2016-09-22 / Front Page

Crossing guard fights for right to open carry

By Kelly Krager

HARBOR BEACH — A crossing guard who works for the City of Harbor Beach is fighting a recent decision by city council that bans open carry of a firearm while on the job.

Casey Armitage, who aids students crossing the intersection of 5th and Trescott streets on their way to and from school, believes she should be able to protect the children from more than speeding vehicles and careless drivers.

The council voted 5-0 during its Sept. 6 regular meeting to update the city personnel handbook to include the open carry prohibition. The handbook previously prohibited concealed carry while on duty.

Mayor Gary Booms said the decision not only protects the city from liability, it protects children and people on the street from being casualties in an accident caused by an armed civilian who does not have training or experience equal to what police officers possess.

During council’s Sept. 6 meeting, Armitage, who has a license to carry a concealed pistol, argued against the open carry ban. The council asked her to submit data supporting her opinion, and it would consider taking another look at the rule.

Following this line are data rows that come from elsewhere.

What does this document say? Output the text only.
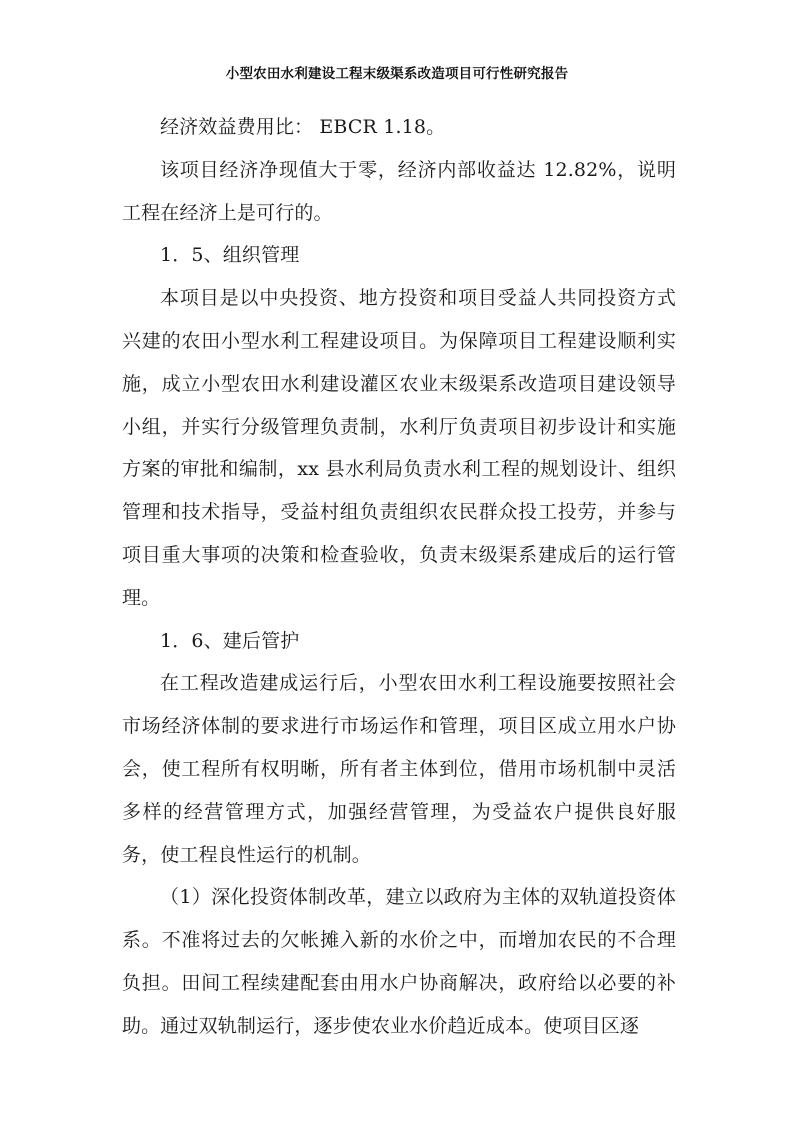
小型农田水利建设工程末级渠系改造项目可行性研究报告

经济效益费用比： EBCR 1.18。

该项目经济净现值大于零，经济内部收益达 12.82%，说明工程在经济上是可行的。

1．5、组织管理

本项目是以中央投资、地方投资和项目受益人共同投资方式兴建的农田小型水利工程建设项目。为保障项目工程建设顺利实施，成立小型农田水利建设灌区农业末级渠系改造项目建设领导小组，并实行分级管理负责制，水利厅负责项目初步设计和实施方案的审批和编制，xx 县水利局负责水利工程的规划设计、组织管理和技术指导，受益村组负责组织农民群众投工投劳，并参与项目重大事项的决策和检查验收，负责末级渠系建成后的运行管理。

1．6、建后管护

在工程改造建成运行后，小型农田水利工程设施要按照社会市场经济体制的要求进行市场运作和管理，项目区成立用水户协会，使工程所有权明晰，所有者主体到位，借用市场机制中灵活多样的经营管理方式，加强经营管理，为受益农户提供良好服务，使工程良性运行的机制。

（1）深化投资体制改革，建立以政府为主体的双轨道投资体系。不准将过去的欠帐摊入新的水价之中，而增加农民的不合理负担。田间工程续建配套由用水户协商解决，政府给以必要的补助。通过双轨制运行，逐步使农业水价趋近成本。使项目区逐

Armitage not only contacted other local government offices, she also appeared on a YouTube video with The FireArmGuy. During the five-minute episode, Armitage argues that she should be allowed to fight back if the terror that has struck schools throughout the country visits her hometown.

“When seconds count, police officers take minutes to get there. And, I’m sorry, but when something is happening, my first reaction is not to pick up my cell phone. I’m not thinking about making a call. I’m thinking about taking action,” she said in the video.

During Monday’s regular city council meeting, Armitage told the board she contacted several municipalities to ask about their open carry policies and found many do not address the issue. Among those municipalities are the City of Caseville, Cass City, Elkton, Port Austin and Owendale, she said.

“None of these municipalities are reporting insurance rate hikes. No one from any of these other municipalities had ever thought of making further restrictions on the law already provided by the state and federal government. So, I say to you the council, you prove to me that the liability insurance will be affected. I have found no cause for concern,” she said.

She said she found most local governments allow employees who have a valid CPL to carry a firearm.

“To the best of my knowledge, Harbor Beach is the only municipality in Huron County restricting its employees’ lawful carry,” Armitage said.

Booms said the city is researching gun laws, but the policy is unlikely to be changed in the near future. He added that the local municipalities that do not have an open carry policy might simply have not had to consider the situation.

“Just because certain municipalities don’t have a gun policy doesn’t mean they aren’t thinking of one. Now that this has been brought to light, they might adopt one,” he said. “… Once it’s brought up and people know about it, they might change their policies.”